A key caveat: these came from separate trials with different patient groups, doses, and reporting rules. You cannot read the table as a clean ranking. What it does show is the shared pattern — gut symptoms dominate, and they ease with slow titration (Wilding et al., NEJM 2021).
A few patterns are worth pulling out. Retatrutide's high-dose nausea figure looks higher than the others, but it reflects the top 12 mg arm, not an average across all doses. Average it across the full range and the gap narrows.
Semaglutide's "any GI event" rate of about 74% is striking, but most of those events were mild and transient. High overall rates with low severity is the norm for this class, not a red flag on its own (Wilding et al., NEJM 2021).
The cleanest real difference is heart rate.
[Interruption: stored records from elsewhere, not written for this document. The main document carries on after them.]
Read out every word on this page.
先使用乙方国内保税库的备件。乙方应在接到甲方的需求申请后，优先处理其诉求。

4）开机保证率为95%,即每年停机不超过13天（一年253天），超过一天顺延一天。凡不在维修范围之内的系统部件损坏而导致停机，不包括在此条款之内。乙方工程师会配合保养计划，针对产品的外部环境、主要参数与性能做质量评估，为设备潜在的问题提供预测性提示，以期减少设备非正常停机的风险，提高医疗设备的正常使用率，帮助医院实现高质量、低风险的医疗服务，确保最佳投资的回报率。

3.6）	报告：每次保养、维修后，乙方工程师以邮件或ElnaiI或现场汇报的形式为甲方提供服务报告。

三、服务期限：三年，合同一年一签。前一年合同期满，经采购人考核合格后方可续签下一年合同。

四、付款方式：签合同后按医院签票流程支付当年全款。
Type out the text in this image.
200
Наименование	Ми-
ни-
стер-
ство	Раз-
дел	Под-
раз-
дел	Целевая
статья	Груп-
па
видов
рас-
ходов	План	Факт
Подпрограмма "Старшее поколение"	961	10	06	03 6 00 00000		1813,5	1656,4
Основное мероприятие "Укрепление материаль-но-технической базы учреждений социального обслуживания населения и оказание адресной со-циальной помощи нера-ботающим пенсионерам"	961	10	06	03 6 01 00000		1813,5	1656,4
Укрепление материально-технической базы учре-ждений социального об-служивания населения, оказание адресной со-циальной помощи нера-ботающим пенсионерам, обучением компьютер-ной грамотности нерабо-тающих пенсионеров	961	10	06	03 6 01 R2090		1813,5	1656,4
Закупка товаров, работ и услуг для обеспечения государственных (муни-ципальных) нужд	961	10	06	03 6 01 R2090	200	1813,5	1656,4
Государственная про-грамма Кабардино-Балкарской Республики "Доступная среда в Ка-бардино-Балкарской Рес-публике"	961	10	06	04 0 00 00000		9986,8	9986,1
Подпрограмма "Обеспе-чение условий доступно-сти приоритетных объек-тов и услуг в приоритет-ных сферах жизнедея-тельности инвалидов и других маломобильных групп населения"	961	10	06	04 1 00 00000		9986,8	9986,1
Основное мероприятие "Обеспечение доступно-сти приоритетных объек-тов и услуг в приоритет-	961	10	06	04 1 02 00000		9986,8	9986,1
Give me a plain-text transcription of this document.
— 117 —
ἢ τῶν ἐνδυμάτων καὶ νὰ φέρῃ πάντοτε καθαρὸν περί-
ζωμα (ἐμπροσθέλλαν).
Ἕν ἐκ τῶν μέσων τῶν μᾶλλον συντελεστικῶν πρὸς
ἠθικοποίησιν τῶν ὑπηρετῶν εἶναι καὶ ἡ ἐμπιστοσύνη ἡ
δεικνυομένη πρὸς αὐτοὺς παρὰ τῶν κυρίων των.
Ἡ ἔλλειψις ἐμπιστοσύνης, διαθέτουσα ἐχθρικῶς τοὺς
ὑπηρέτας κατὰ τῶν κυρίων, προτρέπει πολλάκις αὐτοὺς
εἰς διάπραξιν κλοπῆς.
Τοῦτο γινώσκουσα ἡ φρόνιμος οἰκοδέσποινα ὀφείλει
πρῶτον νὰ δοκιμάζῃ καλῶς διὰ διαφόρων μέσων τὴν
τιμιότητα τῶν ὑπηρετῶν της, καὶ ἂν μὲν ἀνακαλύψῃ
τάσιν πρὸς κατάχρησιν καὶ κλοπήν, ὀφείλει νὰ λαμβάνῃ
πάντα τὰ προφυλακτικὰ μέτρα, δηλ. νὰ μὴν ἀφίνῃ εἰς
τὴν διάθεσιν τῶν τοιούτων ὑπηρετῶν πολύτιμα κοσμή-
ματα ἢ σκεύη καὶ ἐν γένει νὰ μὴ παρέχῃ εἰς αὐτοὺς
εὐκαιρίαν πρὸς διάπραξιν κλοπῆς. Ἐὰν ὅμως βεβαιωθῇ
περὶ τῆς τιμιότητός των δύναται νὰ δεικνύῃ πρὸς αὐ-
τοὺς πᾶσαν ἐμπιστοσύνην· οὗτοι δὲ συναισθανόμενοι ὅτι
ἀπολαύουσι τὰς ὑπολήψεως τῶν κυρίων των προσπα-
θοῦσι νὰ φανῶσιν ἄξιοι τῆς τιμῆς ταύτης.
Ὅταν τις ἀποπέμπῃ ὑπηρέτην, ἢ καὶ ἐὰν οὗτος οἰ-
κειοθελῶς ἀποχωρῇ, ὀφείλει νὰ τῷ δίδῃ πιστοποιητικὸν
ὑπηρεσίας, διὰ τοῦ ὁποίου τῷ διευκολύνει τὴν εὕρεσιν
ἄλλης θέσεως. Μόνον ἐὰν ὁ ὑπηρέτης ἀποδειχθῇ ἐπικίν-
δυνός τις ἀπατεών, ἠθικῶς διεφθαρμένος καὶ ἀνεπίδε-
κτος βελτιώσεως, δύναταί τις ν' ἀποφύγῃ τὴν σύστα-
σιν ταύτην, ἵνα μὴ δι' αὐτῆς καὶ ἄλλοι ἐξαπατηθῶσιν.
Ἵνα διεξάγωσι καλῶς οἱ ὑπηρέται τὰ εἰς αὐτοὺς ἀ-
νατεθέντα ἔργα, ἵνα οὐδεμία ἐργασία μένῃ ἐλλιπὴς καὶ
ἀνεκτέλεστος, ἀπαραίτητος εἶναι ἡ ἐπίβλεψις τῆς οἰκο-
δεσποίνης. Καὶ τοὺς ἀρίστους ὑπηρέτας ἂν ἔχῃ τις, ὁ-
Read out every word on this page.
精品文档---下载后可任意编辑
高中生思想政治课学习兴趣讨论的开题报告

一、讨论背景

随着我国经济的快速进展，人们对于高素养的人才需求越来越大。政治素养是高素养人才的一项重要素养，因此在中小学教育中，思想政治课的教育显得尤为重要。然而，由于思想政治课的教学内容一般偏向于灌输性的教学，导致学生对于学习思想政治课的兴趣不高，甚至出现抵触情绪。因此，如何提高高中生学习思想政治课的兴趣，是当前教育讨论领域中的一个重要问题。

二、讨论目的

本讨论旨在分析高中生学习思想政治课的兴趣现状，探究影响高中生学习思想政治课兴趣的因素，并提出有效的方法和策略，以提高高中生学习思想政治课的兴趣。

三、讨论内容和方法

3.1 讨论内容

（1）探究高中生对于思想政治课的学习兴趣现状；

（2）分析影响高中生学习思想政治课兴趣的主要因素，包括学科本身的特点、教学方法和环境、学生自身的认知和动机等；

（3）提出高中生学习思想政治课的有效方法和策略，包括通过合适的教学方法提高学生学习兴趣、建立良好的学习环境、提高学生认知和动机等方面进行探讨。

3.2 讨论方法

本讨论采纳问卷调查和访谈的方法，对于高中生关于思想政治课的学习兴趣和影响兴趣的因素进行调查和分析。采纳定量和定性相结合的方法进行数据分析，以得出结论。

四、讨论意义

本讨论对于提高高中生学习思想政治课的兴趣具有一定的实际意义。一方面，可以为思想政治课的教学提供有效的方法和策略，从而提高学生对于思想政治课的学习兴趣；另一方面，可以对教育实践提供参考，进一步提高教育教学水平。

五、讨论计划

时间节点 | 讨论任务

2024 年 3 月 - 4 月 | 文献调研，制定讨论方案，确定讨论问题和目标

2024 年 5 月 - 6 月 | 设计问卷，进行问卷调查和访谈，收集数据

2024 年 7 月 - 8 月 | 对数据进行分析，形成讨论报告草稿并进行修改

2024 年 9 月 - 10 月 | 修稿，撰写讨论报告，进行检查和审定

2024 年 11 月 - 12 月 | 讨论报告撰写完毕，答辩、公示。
Retatrutide's roughly 6.7 bpm sits clearly above the 1-4 bpm range for the approved drugs. That is the comparison most worth watching as Phase 3 data arrives (NEJM 2023).
For the full efficacy and trial picture, see our complete retatrutide evidence review.
What serious risks and warnings are known so far?
Retatrutide has no FDA label yet, but it sits in a drug class that carries specific serious warnings. The class concerns below come from approved GLP-1 and dual-agonist labels and are expected to apply.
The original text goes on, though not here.